Em 1989, com a edição da Lei 7.841/89, houve singela modificação no divórcio, no sentido de adaptar os termos da Lei do Divórcio (6.515/77) aos novos ditames constitucionais, amoldando os prazos para o divórcio-conversão e o divórcio-direto.

Em 2002, com a publicação do atual Código Civil (Lei 10.406), a Lei do Divórcio foi derrogada, isso porque houve uma revogação parcial da referida norma pelo novel código.

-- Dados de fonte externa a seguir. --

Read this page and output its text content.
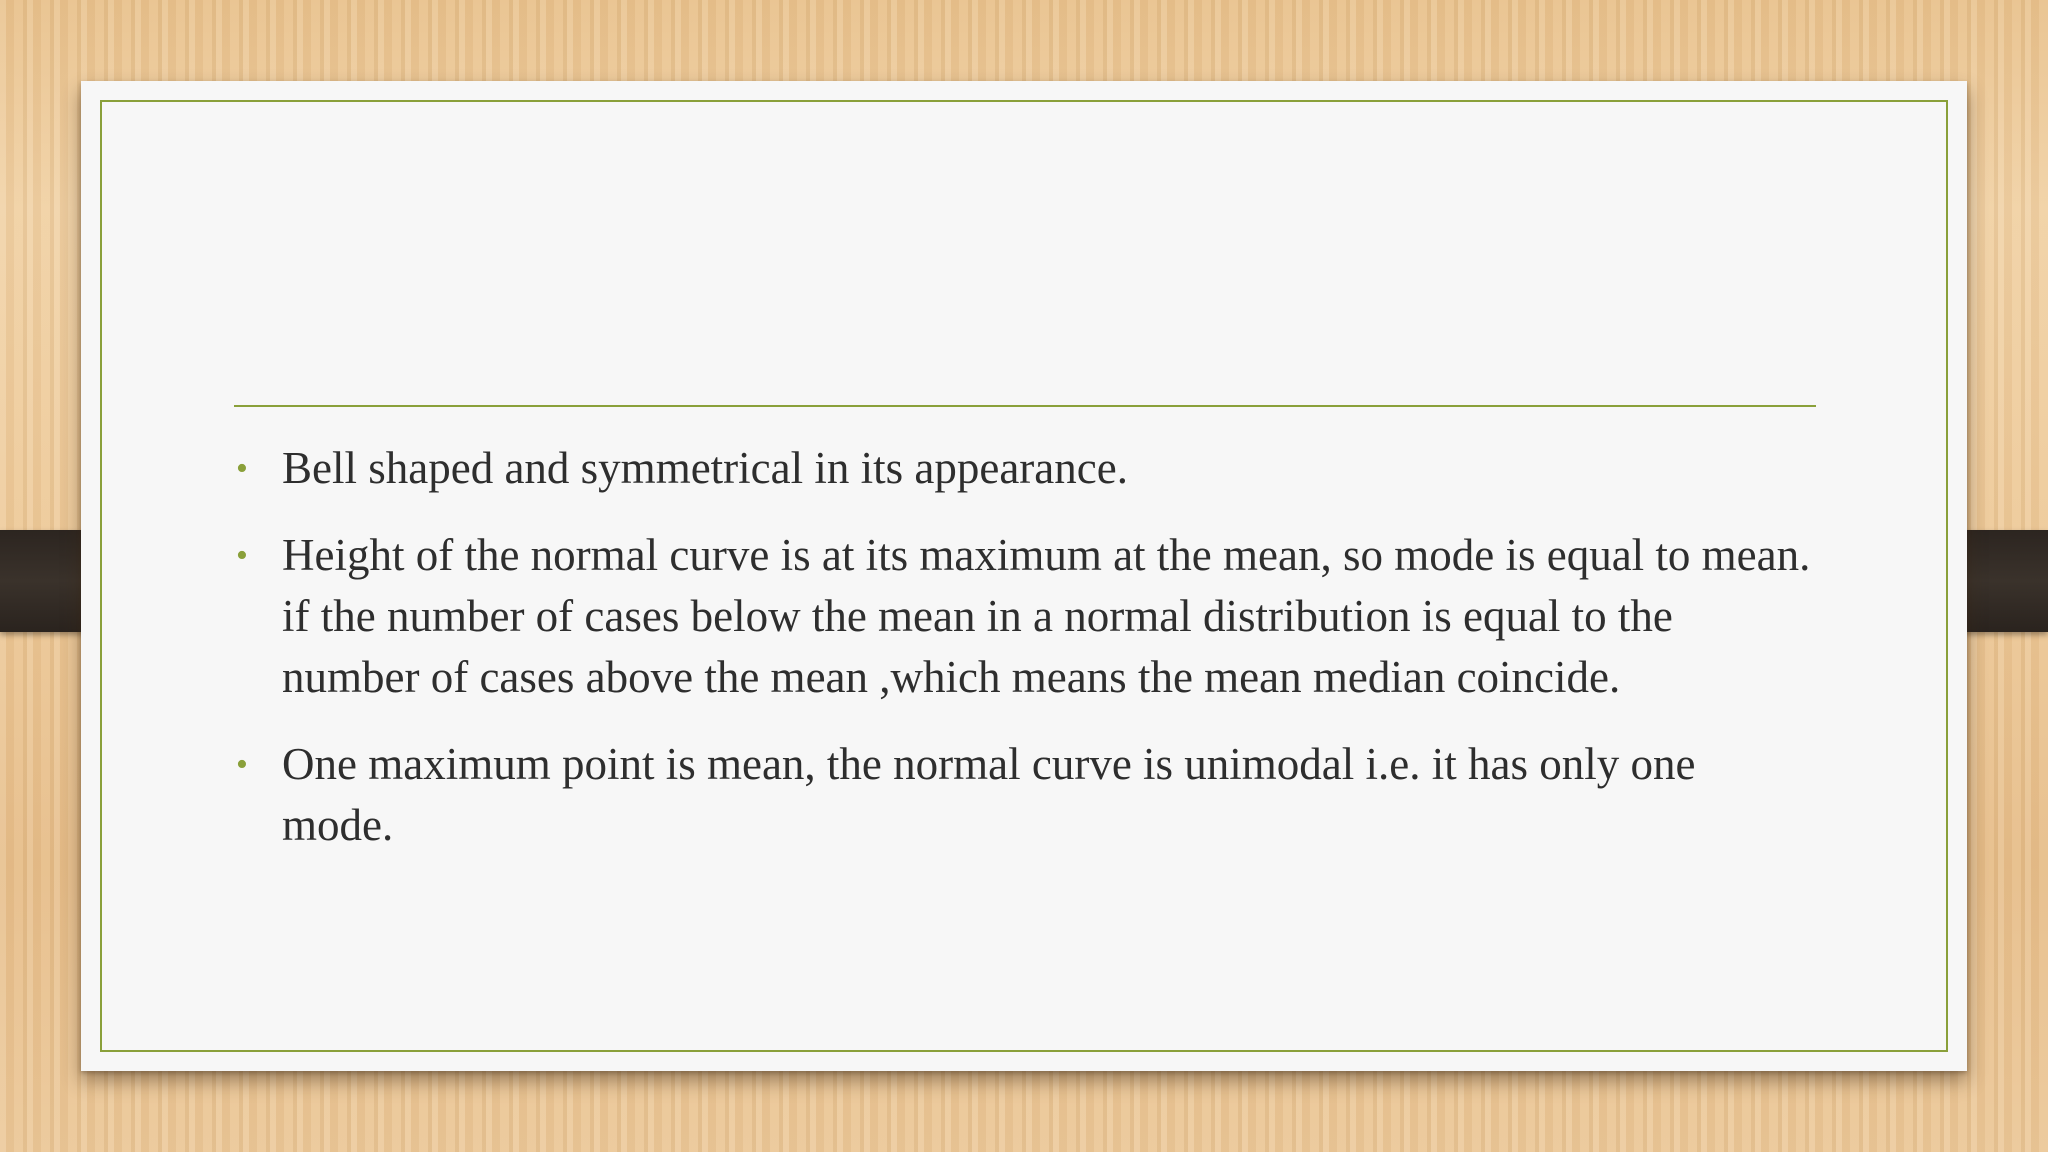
• Bell shaped and symmetrical in its appearance.
• Height of the normal curve is at its maximum at the mean, so mode is equal to mean. if the number of cases below the mean in a normal distribution is equal to the number of cases above the mean ,which means the mean median coincide.
• One maximum point is mean, the normal curve is unimodal i.e. it has only one mode.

O novo Código Civil disciplinou a separação e o divórcio, contudo, houve matérias não tratadas, como aquelas dispostas nos art.s 3º, §§ 2º, 3º e 8º e outras regras procedimentais da comentada Lei do Divórcio que continuaram vigendo.

A Lei 11.441/2007 foi a última norma infraconstitucional inserida em nosso ordenamento jurídico, sobre o tema separação e divórcio, introduzindo o sistema de procedimentos administrativos (extrajudiciais) para a separação e o divórcio. Foi um importante avanço no sentido de desburocratizar o divórcio no Brasil e permitir seu alcance por escritura pública, de forma mais simples e rápida.

Não há dúvidas que experimentamos um significativo avanço legislativo e cultural até aqui. Passamos de uma sociedade que não admitia a dissolução do vínculo conjugal, totalmente antidivorcista, para uma sociedade que admitia a dissolução, preenchendo requisitos não tão fáceis de serem alcançados. Evoluímos, então, dessa sociedade antidivorcista para uma sociedade mais divorcista, com a simplificação do incremento para o divórcio pela concepção da via extrajudicial.

Mas manteve-se a resistência legislativa com a imposição de entraves para o Divórcio. Ainda permanecia a necessidade de cumprir prazos com a separação judicial ou de fato, ou com a imposição de culpa alegada por um consorte contra o outro, para fundamentar pedidos de divórcios, em acirradas disputas judiciais. O sistema favorecia a beligerância entre cônjuges, com a exposição de intimidades em processos judiciais, proporcionava a informalidade e incentivava a manutenção de uniões infelizes e falidas.

Como marco na evolução do divórcio no Brasil, a afamada Emenda Constitucional nº 66 de 2010 (EC 66/2010), promulgada em 13/07/2010, alterou o § 6º, do art. 226 da Constituição Federal atual, eliminando finalmente o prévio requisito da separação judicial ou de fato para a obtenção do divórcio.

Assim, estava disposto no § 6º, art. 226, CF:

“Art. 226 (…)

  • 6º O casamento civil pode ser dissolvido pelo divórcio, após prévia separação judicial por mais de um ano nos casos expressos em lei, ou comprovada separação de fato por mais de dois anos.”

Após a EC 66/2010:

“Art. 226 (…)

“§ 6º O casamento civil pode ser dissolvido pelo divórcio.”

A evolução advinda da EC 66/2010 promoveu a formalização do divórcio de um sem número de casais separados de fato, favoreceu o diálogo, uma vez não sendo mais o divórcio um estratagema desleal para obtensão de vantagens, os Brasileiros ganharam mais autonomia de vontade, ao passo que a mesma autonomia de decisão para casar também vigora para divorciar. Em fim, recentemente vivemos um expressivo e positivo avanço no Direito de Família.